Kemudian, kelompok kedua, dari dana sebesar Rp25 triliun, sebanyak Rp15 triliun sudah dikembalikan ke anggota sehingga total kerugian yang masih perlu dibayar adalah Rp16 triliun.
“Maka itu lahir angka di persidangan sebanyak Rp16 triliun. Angka ini dari mana? Hasil audit forensik, jadi berbeda sekali dengan angka awal Rp106 triliun,” jelas Waldus.
Diberitakan sebelumnya, KSP Indosurya Cipta disebut-sebut merugikan 23.000 nasabah dengan nilai total kerugian mencapai Rp106 triliun.
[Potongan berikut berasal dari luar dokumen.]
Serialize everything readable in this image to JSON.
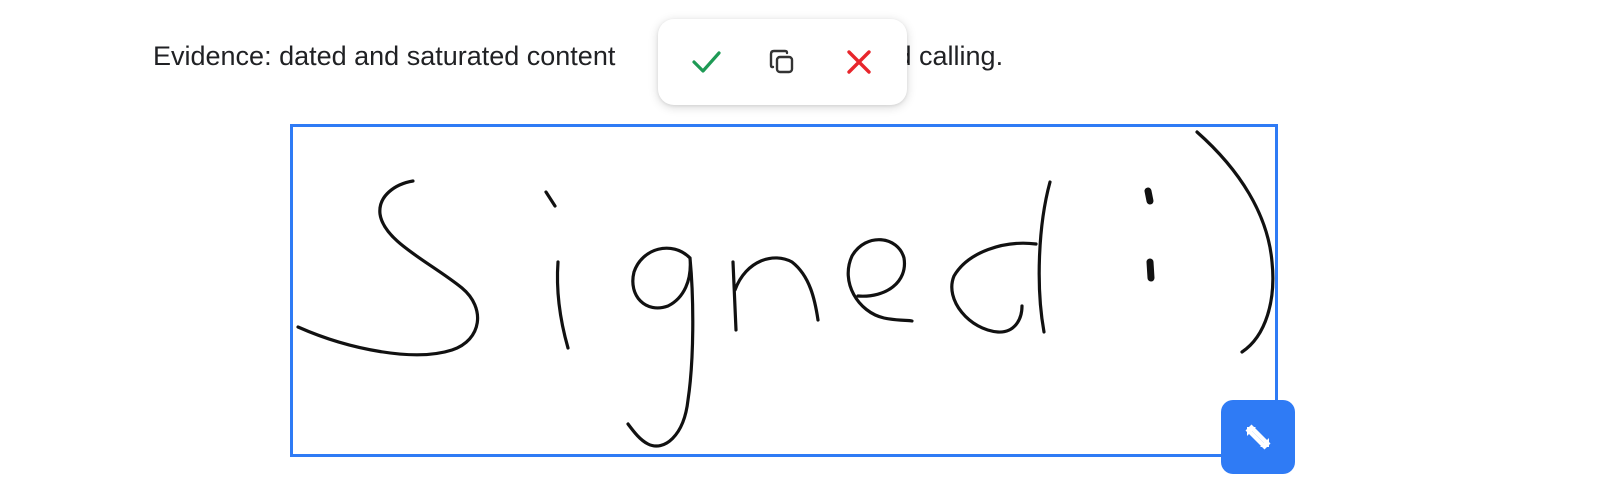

Kasus tersebut menyeret nama Henry Surya selaku bos KSP Indosurya ke meja hijau dan dituntut 20 tahun penjara oleh Jaksa Penuntut Umum (JPU) dan denda Rp200 miliar subsider satu tahun kurungan.
Namun, Henry dibebaskan dari masa tahanan. Hakim Ketua menyatakan bahwa dakwaan yang dilayangkan kepada terdakwa Henry terbukti, tapi bukan dalam ranah pidana, melainkan ranah perdata.
“Dinyatakan perkara bukan merupakan pidana melainkan tetapi perdata,” kata Hakim Ketua dalam amar putusannya yang dibacakan di PN Jakarta Barat, Selasa (24/1/2023).